Ocho personas, entre ellas cinco menores de edad, murieron tras la explosión de un proyectil de artillería sin detonar en la provincia de Paktika, ubicada en el sureste de Afganistán. El incidente ocurrió en la zona de Dengar Legad, dentro del distrito de Barmal, cuando un hombre que se dedicaba a la recolección de chatarra intentó cortar el artefacto para extraer metal y venderlo.

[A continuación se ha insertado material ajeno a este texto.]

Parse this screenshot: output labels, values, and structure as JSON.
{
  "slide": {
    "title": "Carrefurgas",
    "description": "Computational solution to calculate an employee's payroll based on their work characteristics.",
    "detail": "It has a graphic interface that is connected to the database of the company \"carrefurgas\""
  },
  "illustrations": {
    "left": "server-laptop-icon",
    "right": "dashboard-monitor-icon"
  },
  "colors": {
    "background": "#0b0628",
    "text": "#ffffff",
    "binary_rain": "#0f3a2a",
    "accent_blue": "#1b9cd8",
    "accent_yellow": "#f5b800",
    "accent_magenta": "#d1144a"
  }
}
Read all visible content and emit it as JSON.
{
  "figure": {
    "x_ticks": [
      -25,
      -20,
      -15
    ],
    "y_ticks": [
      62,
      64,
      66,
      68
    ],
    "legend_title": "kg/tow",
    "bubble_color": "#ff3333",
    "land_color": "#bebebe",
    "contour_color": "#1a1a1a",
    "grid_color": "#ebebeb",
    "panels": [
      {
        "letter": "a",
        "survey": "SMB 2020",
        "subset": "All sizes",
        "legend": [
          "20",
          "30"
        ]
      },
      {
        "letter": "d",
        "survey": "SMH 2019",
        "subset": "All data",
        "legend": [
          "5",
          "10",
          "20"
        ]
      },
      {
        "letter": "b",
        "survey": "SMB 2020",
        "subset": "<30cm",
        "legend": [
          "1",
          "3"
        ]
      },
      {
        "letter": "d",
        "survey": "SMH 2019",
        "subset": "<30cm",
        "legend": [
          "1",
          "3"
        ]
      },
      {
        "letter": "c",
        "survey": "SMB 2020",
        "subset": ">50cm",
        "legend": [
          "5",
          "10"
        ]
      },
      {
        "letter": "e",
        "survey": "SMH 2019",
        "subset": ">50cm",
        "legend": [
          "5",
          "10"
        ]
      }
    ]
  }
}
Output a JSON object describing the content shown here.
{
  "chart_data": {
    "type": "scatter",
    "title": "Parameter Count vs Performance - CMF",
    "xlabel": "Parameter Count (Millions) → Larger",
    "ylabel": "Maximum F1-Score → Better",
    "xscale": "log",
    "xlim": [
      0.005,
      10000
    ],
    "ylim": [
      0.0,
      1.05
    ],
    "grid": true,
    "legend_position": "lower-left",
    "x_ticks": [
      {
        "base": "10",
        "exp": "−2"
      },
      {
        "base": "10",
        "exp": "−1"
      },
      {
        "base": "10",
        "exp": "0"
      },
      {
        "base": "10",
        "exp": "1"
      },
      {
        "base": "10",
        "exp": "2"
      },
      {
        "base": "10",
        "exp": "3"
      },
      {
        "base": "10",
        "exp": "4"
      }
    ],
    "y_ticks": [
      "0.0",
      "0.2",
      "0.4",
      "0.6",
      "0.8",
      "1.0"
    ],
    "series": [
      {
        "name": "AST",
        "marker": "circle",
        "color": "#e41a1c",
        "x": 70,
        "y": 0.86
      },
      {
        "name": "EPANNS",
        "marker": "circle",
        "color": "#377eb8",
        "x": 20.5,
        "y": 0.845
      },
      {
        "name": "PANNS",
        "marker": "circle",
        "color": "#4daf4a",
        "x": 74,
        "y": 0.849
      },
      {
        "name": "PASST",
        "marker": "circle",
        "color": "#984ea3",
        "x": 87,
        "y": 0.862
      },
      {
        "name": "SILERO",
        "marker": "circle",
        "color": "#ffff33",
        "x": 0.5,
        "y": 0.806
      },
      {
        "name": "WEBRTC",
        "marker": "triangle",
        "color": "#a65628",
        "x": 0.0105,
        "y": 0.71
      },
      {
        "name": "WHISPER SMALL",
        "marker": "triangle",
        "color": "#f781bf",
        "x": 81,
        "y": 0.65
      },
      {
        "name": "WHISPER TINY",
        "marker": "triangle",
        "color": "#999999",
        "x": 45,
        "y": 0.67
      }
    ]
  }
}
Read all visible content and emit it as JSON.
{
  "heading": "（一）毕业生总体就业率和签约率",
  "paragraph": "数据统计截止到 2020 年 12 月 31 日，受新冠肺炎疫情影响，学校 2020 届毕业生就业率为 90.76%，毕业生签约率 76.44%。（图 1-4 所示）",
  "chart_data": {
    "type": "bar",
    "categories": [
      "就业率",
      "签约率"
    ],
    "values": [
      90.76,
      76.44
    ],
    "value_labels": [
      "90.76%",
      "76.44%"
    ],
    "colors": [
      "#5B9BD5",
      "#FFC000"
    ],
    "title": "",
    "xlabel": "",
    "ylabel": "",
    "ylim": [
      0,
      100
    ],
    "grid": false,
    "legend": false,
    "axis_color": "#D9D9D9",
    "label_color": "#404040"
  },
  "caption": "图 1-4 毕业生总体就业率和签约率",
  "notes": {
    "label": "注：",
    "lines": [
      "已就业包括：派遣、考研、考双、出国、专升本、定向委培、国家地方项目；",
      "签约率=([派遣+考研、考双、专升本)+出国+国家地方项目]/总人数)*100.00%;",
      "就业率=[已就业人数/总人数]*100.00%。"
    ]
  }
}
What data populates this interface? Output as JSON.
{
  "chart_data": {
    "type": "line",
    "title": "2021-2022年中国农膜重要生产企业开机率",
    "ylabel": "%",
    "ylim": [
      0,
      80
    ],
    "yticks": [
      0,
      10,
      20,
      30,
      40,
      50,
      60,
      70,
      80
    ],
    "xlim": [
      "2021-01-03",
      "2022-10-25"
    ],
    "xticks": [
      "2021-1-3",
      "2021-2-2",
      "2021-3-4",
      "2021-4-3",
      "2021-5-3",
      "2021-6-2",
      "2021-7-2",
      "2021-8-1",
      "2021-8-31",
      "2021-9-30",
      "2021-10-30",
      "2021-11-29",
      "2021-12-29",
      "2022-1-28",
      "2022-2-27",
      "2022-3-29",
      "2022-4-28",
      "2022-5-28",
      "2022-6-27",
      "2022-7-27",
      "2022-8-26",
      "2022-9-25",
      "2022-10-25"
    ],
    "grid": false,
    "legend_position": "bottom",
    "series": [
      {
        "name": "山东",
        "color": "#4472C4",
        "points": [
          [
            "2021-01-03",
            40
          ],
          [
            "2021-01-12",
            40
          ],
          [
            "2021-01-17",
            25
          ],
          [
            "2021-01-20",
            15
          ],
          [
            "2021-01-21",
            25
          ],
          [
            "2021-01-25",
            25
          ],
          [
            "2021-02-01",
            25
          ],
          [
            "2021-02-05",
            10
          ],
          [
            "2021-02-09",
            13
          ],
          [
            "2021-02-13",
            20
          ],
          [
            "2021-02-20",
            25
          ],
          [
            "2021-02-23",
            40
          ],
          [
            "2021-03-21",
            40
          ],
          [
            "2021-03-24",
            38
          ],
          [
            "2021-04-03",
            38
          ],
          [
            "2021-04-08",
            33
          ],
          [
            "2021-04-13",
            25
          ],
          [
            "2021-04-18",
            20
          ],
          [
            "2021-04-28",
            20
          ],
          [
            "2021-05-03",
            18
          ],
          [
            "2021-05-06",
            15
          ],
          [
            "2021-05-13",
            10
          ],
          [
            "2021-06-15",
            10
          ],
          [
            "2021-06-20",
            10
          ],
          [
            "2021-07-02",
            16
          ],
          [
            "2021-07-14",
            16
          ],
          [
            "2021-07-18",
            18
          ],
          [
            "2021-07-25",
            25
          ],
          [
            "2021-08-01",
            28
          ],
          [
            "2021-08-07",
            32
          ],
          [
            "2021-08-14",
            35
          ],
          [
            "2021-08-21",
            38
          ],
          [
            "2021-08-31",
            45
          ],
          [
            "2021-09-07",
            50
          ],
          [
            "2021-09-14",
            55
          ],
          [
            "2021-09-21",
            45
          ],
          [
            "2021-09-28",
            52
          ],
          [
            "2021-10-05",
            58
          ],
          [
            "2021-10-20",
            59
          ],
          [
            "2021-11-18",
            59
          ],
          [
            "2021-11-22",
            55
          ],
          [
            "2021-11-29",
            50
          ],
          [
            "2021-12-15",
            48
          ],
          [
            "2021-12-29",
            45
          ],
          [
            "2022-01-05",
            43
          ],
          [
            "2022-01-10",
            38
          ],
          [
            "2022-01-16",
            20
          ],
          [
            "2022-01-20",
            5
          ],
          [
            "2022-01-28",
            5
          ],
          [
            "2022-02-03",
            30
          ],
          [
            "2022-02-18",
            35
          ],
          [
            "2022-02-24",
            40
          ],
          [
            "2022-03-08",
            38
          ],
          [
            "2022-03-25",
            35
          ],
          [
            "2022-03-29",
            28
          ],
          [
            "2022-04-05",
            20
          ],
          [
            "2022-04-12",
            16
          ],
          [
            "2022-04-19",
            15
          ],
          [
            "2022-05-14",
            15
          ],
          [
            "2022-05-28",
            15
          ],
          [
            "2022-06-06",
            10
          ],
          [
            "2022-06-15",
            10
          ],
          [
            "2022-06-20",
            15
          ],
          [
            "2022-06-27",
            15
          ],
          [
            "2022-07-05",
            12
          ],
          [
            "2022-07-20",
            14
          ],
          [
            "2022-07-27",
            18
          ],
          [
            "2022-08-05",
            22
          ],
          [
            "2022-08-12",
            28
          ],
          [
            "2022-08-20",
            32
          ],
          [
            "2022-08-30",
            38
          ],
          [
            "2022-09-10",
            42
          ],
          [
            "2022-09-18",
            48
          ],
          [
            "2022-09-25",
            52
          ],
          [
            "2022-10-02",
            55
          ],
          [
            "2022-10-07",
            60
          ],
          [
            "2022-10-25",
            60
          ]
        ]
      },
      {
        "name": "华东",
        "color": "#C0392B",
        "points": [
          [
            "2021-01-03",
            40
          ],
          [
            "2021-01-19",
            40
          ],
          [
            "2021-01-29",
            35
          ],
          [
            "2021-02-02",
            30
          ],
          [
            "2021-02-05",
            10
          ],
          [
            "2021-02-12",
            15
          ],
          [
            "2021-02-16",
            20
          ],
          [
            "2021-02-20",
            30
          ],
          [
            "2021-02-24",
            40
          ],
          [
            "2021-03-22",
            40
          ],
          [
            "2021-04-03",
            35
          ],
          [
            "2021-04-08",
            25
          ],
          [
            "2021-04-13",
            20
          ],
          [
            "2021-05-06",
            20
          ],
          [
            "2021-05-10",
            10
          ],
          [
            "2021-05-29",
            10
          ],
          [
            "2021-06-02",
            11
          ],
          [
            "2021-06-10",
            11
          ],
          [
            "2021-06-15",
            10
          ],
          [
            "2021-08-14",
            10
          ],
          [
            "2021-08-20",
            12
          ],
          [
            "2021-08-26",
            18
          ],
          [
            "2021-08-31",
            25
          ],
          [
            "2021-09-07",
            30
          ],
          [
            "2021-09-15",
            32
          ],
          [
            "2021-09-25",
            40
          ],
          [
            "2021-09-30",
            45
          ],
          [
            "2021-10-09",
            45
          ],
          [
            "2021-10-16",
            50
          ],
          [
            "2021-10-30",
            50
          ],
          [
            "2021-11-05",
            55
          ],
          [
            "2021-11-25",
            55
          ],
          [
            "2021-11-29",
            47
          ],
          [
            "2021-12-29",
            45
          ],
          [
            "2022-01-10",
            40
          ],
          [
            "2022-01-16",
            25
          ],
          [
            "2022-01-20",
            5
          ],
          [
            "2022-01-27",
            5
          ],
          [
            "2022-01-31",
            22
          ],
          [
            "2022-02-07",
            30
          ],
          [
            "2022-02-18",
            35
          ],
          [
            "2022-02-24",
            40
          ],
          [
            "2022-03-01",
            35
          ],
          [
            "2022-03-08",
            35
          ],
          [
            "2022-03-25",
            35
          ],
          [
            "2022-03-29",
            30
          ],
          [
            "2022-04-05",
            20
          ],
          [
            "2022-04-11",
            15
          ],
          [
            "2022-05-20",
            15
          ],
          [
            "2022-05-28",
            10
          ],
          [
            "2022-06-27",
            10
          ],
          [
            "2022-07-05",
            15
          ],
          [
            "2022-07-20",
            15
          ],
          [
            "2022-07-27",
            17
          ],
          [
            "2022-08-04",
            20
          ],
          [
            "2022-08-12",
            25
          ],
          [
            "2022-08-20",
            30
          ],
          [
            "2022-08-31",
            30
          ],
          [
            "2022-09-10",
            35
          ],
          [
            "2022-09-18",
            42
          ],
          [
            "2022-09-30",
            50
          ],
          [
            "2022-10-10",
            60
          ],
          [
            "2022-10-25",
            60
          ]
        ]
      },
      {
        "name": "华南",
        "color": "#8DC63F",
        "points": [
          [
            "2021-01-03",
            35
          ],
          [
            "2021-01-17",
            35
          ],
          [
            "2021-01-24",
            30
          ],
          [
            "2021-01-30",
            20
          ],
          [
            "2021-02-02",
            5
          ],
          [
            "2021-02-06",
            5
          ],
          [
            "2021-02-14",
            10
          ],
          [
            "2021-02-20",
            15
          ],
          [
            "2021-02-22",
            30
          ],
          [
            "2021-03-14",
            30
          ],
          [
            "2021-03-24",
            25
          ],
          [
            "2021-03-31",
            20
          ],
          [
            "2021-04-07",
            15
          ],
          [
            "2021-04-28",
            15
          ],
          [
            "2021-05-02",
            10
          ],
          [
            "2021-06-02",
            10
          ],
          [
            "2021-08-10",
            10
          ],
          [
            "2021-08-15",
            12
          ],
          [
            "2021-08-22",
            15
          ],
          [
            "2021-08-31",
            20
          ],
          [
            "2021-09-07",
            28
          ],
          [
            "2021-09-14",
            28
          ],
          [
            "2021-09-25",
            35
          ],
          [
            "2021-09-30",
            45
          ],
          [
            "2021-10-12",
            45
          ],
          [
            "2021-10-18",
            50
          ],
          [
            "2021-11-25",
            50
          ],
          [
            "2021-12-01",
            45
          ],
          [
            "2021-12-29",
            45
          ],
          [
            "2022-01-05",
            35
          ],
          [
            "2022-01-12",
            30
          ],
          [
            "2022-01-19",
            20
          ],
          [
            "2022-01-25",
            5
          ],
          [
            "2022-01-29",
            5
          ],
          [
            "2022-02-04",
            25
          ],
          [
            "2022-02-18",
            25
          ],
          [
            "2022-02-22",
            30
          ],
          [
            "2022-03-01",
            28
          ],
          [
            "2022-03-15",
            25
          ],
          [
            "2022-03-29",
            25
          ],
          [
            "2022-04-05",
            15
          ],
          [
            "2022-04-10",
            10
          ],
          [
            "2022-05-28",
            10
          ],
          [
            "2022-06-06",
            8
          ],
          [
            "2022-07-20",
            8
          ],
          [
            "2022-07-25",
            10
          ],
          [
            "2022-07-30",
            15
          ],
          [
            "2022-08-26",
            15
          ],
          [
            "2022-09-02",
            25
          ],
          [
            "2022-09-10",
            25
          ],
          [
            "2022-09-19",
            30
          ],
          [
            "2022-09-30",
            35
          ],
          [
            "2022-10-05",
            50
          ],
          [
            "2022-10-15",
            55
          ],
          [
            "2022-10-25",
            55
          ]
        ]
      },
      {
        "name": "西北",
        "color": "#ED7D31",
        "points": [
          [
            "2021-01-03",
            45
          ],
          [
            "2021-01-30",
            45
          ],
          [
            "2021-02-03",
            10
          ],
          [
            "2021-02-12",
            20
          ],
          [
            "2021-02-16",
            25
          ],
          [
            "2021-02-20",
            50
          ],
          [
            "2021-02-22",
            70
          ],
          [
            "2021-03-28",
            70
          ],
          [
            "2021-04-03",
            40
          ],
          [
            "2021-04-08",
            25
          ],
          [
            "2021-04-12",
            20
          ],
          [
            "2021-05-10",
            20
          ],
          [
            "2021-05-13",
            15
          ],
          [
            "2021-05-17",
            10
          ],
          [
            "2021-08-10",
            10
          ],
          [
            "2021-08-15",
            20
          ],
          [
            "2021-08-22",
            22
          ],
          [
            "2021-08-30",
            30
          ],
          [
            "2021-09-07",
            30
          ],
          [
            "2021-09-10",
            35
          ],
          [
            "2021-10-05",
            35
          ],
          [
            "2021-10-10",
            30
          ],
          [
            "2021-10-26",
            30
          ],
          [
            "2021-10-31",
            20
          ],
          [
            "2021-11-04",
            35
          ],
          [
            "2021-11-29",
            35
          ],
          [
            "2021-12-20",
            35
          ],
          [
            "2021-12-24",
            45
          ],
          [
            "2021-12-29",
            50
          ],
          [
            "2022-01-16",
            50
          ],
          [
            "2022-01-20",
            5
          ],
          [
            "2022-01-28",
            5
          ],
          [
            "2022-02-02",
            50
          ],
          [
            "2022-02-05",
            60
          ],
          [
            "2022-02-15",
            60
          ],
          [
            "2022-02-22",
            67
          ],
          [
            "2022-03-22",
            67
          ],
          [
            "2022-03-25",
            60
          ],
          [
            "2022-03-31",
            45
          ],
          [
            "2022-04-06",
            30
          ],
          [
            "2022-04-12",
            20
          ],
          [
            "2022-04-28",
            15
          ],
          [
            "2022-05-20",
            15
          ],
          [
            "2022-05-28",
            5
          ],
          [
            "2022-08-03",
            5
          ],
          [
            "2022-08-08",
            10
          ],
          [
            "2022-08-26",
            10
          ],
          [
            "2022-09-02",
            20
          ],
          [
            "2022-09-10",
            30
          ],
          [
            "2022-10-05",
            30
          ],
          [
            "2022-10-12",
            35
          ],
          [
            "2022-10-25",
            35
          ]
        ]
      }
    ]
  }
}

Las autoridades locales informaron que el proyectil era un remanente de conflictos armados pasados y permanecía activo pese al paso de los años. La detonación ocurrió mientras el objeto era manipulado con una sierra, provocando una explosión de gran intensidad que alcanzó a varias personas que se encontraban cerca del lugar.
Entre las víctimas mortales se encuentran el chatarrero que manipulaba el artefacto, dos adultos más y cinco niños. Además, otros cuatro menores resultaron heridos y fueron trasladados a centros médicos de la región para recibir atención especializada. Hasta el momento no se han dado a conocer detalles sobre la gravedad de sus lesiones.
Las autoridades de seguridad reiteraron el llamado a la población para evitar tocar, mover o intentar desmantelar municiones y explosivos abandonados, debido al riesgo que representan. También exhortaron a reportar de inmediato cualquier objeto sospechoso a las fuerzas de seguridad para que especialistas puedan intervenir de forma segura.
Afganistán continúa enfrentando las consecuencias de décadas de conflicto armado que dejaron miles de minas terrestres, proyectiles y otros explosivos dispersos en distintas regiones del país. Estos artefactos siguen cobrando vidas, especialmente entre niños y personas dedicadas a la recolección de metales, una actividad frecuente en zonas rurales con altos niveles de pobreza.
Datos difundidos por las autoridades afganas indican que al menos 96 personas murieron y otras 378 resultaron heridas durante el último año a causa de minas y restos explosivos de guerra. Organizaciones humanitarias han advertido que la presencia de estos artefactos continúa siendo una de las principales amenazas para la población civil en varias provincias del país.